Maybe the thought of taking a nap is actually more stressful, but hear us out. By 2pm, most people feel a slump in energy. Most people grab a cup of coffee and push through it but… Research shows that a nap will actually lessen your stress and make you more alert and able to concentrate. It’ll also, strengthen your immune system and keep blood pressure in check. How long should you nap for? Let your schedule decide: if you only have 15 minutes to spare, curl up, but if you can take 45 minutes to really reset that’s even better. But beware of oversleeping – any more than an hour might leave you groggy!


  • Get into nature

Whether in nature, the suburbs or the urban jungle, walking has a big impact on your stress levels. A combination of rhythmic motion and change of scenery, just walking between rooms can distract you from whatever has you stressed. One study showed that people who took a 30-minute walk in nature or an urban setting had reduced cortisol levels (a stress hormone) and a lift in mood. But, as little as a 10-minute walk has known therapeutic benefits. (Read this to learn more)

  • Exercise or mindful movement

Exercise and movement release your feel-good hormones, lower cortisol levels and improve the way your body uses oxygen which, all together, help with stressful situations. If you’re not keen on breaking a sweat, look for mindful movement like Integrated Movement Routines (IMRs) which offer a whole-body workout working all of your muscles at the same time, balancing your body to help you stay active while also practising mindfulness. And, you only need 15-minutes.

  • Clean something

What we thought of as a thankless job, turns out to have some real paybacks. As long as you are doing it mindfully, any repetitive chore can help with stress relief. Researchers found that students who washed dishes had enhanced states of mindfulness and more positive moods. If time is an issue, start small like organising your desk, tackle one cleaning task or use the time between laundry loads for your break.


  • Conscious breathing

We do it every second of every day, but most of us aren’t practising good breathwork – a skill that can make all the difference in your reducing stress levels. Alongside movement and meditation (we’ll chat more about this in the next point), breathwork is one of the most important (and fast acting) interventions to combat a build-up of stress. To check on your breathing ability and learn the power of breathing from your diaphragm, click here.

  • Five-minute meditations

There are plenty of free meditation apps on the market that offer you guided meditations for any amount of time, even if you only have a few minutes to spare. Meditation has been linked to reduced stress levels and anxiety – and the more often you do it, the greater the results will be each time. Meditations are also fantastic for helping you sleep because we know how a bad night can just make your stress worse.

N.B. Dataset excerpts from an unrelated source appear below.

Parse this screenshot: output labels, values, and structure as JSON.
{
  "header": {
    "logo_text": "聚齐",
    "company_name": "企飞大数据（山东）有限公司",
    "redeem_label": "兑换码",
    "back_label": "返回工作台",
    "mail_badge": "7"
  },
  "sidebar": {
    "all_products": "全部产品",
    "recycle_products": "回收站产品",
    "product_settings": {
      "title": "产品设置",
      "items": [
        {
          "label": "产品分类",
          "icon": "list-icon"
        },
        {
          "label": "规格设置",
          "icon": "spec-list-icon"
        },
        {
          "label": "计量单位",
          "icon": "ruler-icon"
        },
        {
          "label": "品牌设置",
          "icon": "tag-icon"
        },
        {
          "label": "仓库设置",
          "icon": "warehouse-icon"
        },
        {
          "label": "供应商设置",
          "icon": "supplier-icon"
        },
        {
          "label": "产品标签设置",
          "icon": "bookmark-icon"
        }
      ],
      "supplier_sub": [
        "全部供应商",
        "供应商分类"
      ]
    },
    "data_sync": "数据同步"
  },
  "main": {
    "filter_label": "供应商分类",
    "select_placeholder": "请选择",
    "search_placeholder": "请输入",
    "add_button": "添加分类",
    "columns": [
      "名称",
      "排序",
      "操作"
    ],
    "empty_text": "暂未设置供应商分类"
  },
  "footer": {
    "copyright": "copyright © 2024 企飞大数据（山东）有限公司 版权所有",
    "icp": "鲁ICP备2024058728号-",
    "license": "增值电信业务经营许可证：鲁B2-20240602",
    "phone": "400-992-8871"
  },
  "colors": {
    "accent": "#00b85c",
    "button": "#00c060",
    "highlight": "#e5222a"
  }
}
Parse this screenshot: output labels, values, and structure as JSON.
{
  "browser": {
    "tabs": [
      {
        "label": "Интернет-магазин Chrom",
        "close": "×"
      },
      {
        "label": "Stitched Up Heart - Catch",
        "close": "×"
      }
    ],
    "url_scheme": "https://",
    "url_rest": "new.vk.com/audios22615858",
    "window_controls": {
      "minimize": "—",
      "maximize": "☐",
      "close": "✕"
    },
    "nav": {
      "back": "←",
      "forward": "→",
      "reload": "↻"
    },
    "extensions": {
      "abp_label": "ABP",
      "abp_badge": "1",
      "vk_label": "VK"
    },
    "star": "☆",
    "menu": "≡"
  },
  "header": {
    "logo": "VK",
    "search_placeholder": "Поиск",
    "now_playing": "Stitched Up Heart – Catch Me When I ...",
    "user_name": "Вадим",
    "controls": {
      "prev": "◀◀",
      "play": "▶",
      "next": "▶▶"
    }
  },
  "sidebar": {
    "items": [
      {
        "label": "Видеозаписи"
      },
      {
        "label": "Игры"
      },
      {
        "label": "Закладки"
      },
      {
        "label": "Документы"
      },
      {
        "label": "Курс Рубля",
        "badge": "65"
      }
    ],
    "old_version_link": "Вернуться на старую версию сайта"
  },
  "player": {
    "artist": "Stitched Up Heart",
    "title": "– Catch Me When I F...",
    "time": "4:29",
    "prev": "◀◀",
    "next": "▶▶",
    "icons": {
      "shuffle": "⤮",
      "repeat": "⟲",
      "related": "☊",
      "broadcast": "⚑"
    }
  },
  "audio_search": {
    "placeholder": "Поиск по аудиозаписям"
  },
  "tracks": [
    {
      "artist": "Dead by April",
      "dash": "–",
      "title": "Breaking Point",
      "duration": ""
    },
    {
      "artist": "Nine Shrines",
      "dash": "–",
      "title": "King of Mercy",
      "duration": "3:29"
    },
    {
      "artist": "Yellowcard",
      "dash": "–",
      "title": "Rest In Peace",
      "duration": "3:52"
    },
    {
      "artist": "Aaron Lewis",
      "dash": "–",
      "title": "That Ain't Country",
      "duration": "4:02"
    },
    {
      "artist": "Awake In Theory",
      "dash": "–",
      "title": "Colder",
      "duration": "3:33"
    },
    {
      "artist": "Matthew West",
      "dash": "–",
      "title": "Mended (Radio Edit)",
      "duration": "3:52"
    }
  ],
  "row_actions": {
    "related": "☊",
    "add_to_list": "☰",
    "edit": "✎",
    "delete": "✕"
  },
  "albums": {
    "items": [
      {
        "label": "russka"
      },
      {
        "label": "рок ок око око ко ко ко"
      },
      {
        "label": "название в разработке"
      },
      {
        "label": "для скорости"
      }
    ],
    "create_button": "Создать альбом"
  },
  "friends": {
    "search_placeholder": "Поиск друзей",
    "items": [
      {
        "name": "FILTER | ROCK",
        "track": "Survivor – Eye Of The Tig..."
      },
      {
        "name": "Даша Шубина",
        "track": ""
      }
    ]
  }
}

Here are so more tips for better sleep.

  • The power of music

If Grey’s Anatomy has taught us anything, it’s the power of a dance party. And, science agrees. Music therapy is a great way to relax – no matter where you are or what you are doing. Experts say that it decreases cortisol levels – and, in fact, music may well help people dealing with stress disorders like depression and anxiety. This is because the auditory cortex is linked to parts of your brain that are connected to the reward system, motor systems and centres for motivation and emotion. So, in the words of Cristina Yang, ‘Shut up! Dance it out!’

We’re all different, so some of these tactics might work for, but not for everyone. Pick a few depending on your schedule and where you are. Over a short while you’ll figure out what works for you, see which work for you. Stress is a killer, and as we get older, it’s even more important to manage it the best way we know how. Take some time out of your day – whatever you can give – to calm down and reset. The more you practice these techniques, the better the benefits and the faster they’ll help you reset your mind and de-stress.